Dishes of diversity in Jewish culinary world
Author, educator to serve up history through cuisine
Jewish cooking goes way beyond making a fluffy matza ball, a tender brisket, or flaky rugelach.
The varied culinary traditions of Jews from all over the world have flavored the cuisine of their host countries; learning about them opens delicious windows onto a scattered people’s sweeping range of culture, history, and religious practice.
There are factors that these diverse gustatory customs have in common. “Shabbat and the laws of kashrut are the two main things that have affected Jewish cooking,” said author and cooking instructor Tina Wasserman. “It doesn’t matter whether you’re observant of the Sabbath or keep kosher. Those recipes that you find all over the world that are associated with Jewish people meet those criteria.”
Wasserman, the author of Entree to Judaism: A Culinary Exploration of the Jewish Diaspora, will serve as scholar-in-residence at Temple B’nai Shalom in East Brunswick the weekend of March 11-13.
She wrote the book, she told NJJN in a phone interview from her Dallas home, “because most people in the United States, Jewish and non-Jewish, think all Jewish food is Eastern European — bagels and lox — yet no one knows the stories.”
A specialist in Jewish historical cuisine, Wasserman has taught cooking for 41 years and is trained in education and nutrition. Once “Chef Fields” at Marshall Field’s department store in Dallas, she introduced thousands of residents to prominent chefs and restaurateurs at the store’s weekly cooking school.
In 1994, Wasserman was elected to Les Dames d’Escoffier, an international culinary society that honors women in the food and beverage industry.
The stories presented in Entree to Judaism, which touch upon every part of the world in which Jews have lived, are designed, the author said, “to give a connection to either family history or a sense of connection to the Jewish Diaspora.”
‘I believe in tikun olam’
Among the topics Wasserman plans to cover at B’nai Shalom is the influence Jews have had on international cuisine, with an emphasis on the Sephardim, those who trace their roots to the Iberian peninsula.

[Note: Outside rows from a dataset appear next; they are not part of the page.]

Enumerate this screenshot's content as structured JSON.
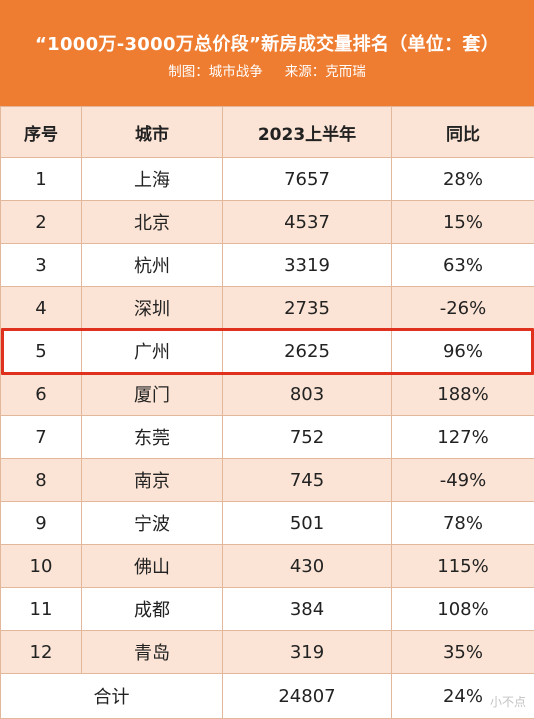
{
  "header": {
    "title": "“1000万-3000万总价段”新房成交量排名（单位：套）",
    "subtitle_credit": "制图：城市战争",
    "subtitle_source": "来源：克而瑞",
    "background_color": "#ee7d31"
  },
  "chart_data": {
    "type": "table",
    "title": "“1000万-3000万总价段”新房成交量排名（单位：套）",
    "columns": [
      "序号",
      "城市",
      "2023上半年",
      "同比"
    ],
    "rows": [
      {
        "rank": "1",
        "city": "上海",
        "volume": "7657",
        "yoy": "28%"
      },
      {
        "rank": "2",
        "city": "北京",
        "volume": "4537",
        "yoy": "15%"
      },
      {
        "rank": "3",
        "city": "杭州",
        "volume": "3319",
        "yoy": "63%"
      },
      {
        "rank": "4",
        "city": "深圳",
        "volume": "2735",
        "yoy": "-26%"
      },
      {
        "rank": "5",
        "city": "广州",
        "volume": "2625",
        "yoy": "96%"
      },
      {
        "rank": "6",
        "city": "厦门",
        "volume": "803",
        "yoy": "188%"
      },
      {
        "rank": "7",
        "city": "东莞",
        "volume": "752",
        "yoy": "127%"
      },
      {
        "rank": "8",
        "city": "南京",
        "volume": "745",
        "yoy": "-49%"
      },
      {
        "rank": "9",
        "city": "宁波",
        "volume": "501",
        "yoy": "78%"
      },
      {
        "rank": "10",
        "city": "佛山",
        "volume": "430",
        "yoy": "115%"
      },
      {
        "rank": "11",
        "city": "成都",
        "volume": "384",
        "yoy": "108%"
      },
      {
        "rank": "12",
        "city": "青岛",
        "volume": "319",
        "yoy": "35%"
      }
    ],
    "total": {
      "label": "合计",
      "volume": "24807",
      "yoy": "24%"
    },
    "highlighted_rank": "5",
    "highlight_color": "#e0301e",
    "stripe_color": "#fbe4d5"
  },
  "watermark": "小不点"
}
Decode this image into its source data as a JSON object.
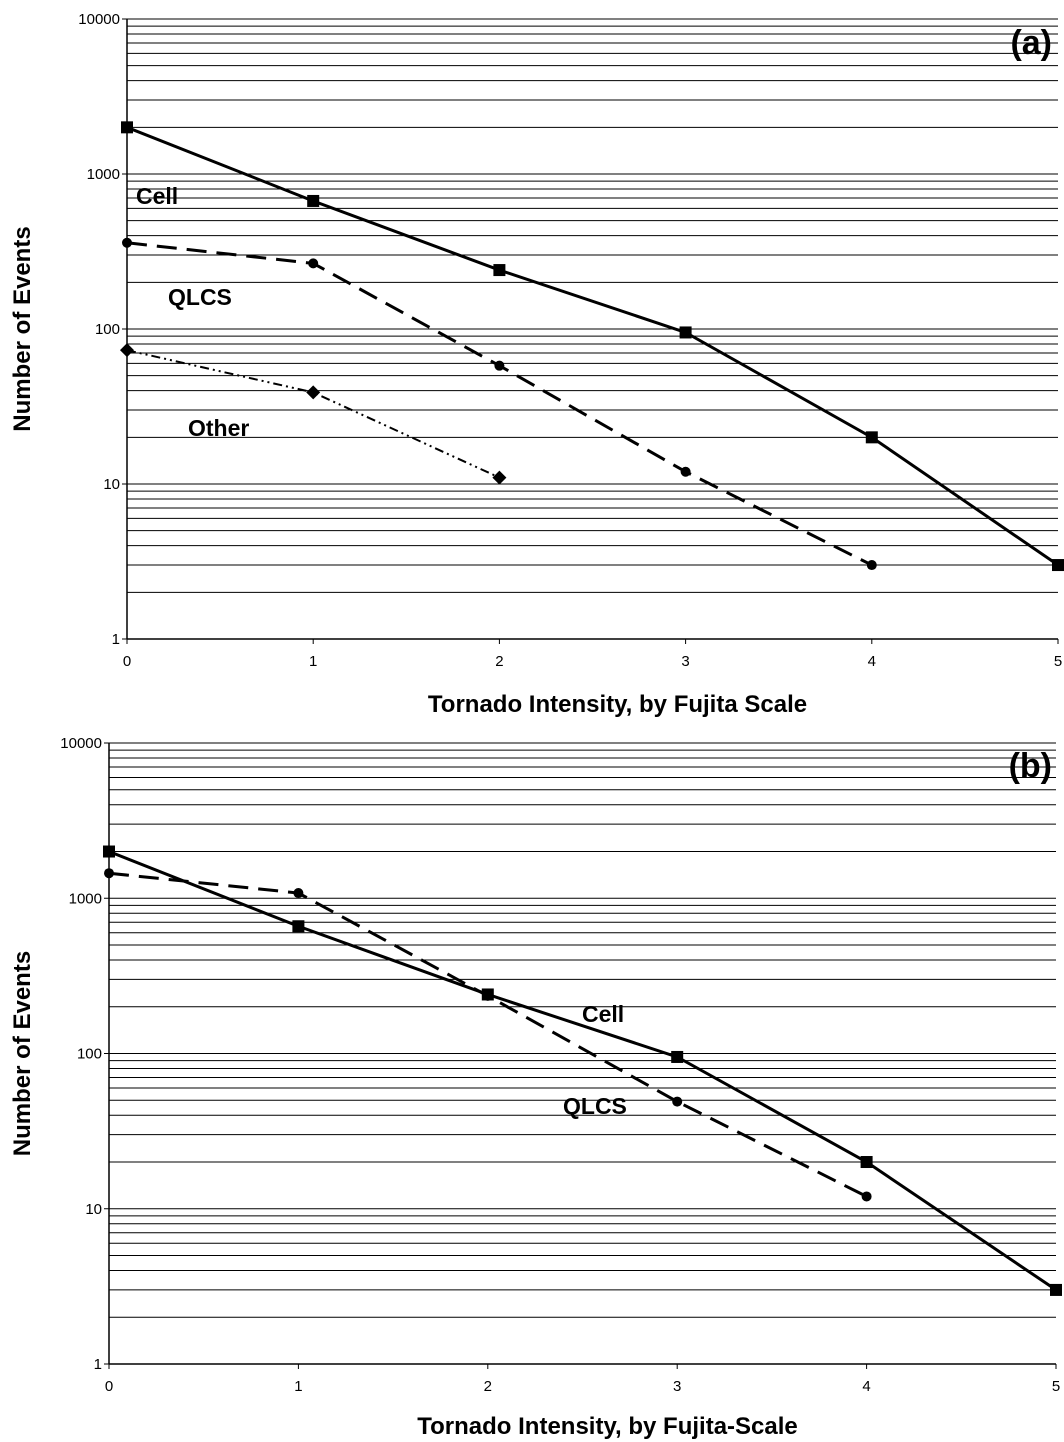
{
  "chart_data": [
    {
      "panel": "(a)",
      "type": "line",
      "xlabel": "Tornado Intensity, by Fujita Scale",
      "ylabel": "Number of Events",
      "x_ticks": [
        "0",
        "1",
        "2",
        "3",
        "4",
        "5"
      ],
      "y_ticks": [
        "1",
        "10",
        "100",
        "1000",
        "10000"
      ],
      "xlim": [
        0,
        5
      ],
      "ylim": [
        1,
        10000
      ],
      "y_scale": "log",
      "grid": "horizontal minor and major gridlines",
      "series": [
        {
          "name": "Cell",
          "style": "solid",
          "marker": "square",
          "x": [
            0,
            1,
            2,
            3,
            4,
            5
          ],
          "y": [
            2000,
            670,
            240,
            95,
            20,
            3
          ]
        },
        {
          "name": "QLCS",
          "style": "dashed",
          "marker": "circle",
          "x": [
            0,
            1,
            2,
            3,
            4
          ],
          "y": [
            360,
            265,
            58,
            12,
            3
          ]
        },
        {
          "name": "Other",
          "style": "dash-dot-dot",
          "marker": "diamond",
          "x": [
            0,
            1,
            2
          ],
          "y": [
            73,
            39,
            11
          ]
        }
      ]
    },
    {
      "panel": "(b)",
      "type": "line",
      "xlabel": "Tornado Intensity, by Fujita-Scale",
      "ylabel": "Number of Events",
      "x_ticks": [
        "0",
        "1",
        "2",
        "3",
        "4",
        "5"
      ],
      "y_ticks": [
        "1",
        "10",
        "100",
        "1000",
        "10000"
      ],
      "xlim": [
        0,
        5
      ],
      "ylim": [
        1,
        10000
      ],
      "y_scale": "log",
      "grid": "horizontal minor and major gridlines",
      "series": [
        {
          "name": "Cell",
          "style": "solid",
          "marker": "square",
          "x": [
            0,
            1,
            2,
            3,
            4,
            5
          ],
          "y": [
            2000,
            660,
            240,
            95,
            20,
            3
          ]
        },
        {
          "name": "QLCS",
          "style": "dashed",
          "marker": "circle",
          "x": [
            0,
            1,
            2,
            3,
            4
          ],
          "y": [
            1450,
            1080,
            235,
            49,
            12
          ]
        }
      ]
    }
  ]
}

The dispersion of the Jews expelled from Spain in 1492, said Wasserman, “had a significant effect on many cuisines.” In her book, she said, “I talk about what the Moors brought to Spain and what the Jews took with them. Many people don’t know there were about 200,000 Jews in Spain.”
Sicily, which was ruled by Spain, had 40,000 Jews who heavily influenced Italian cooking, she said. Although eggplant parmigiana is thought of as a quintessentially Italian dish, it was the Jews who introduced the eggplant to the Italians.
Jews also had a “significant hand” in spreading oranges throughout Europe and in the chocolate trade, since they were the ones who figured out how to process cocoa for shipment.
Some of the book’s recipes — like those in the southeastern Asia section — are not Jewish in their origins, but have a Jewish twist to them. While the Custard Inside Pumpkin is Thai in origin, said Wasserman, the recipe’s lack of any dairy ingredients is a nod to Sephardi tradition.
To make desserts pareve and therefore suitable to serve after a meat meal, she explained, “the Sephardim used coconut milk as their binding agent as opposed to milk or cream.”
All the recipes are accompanied by “Tina’s tidbits,” helpful hints gleaned from her decades of experience.
Wasserman said her teaching is part of her commitment to “repairing the world.”
“I do this because I believe in tikun olam,” she said. By learning about the traditions of the past, “we are able to connect to future generations who will grow up never hearing a Yiddish accent, who have no link to their French ancestry in Morocco.”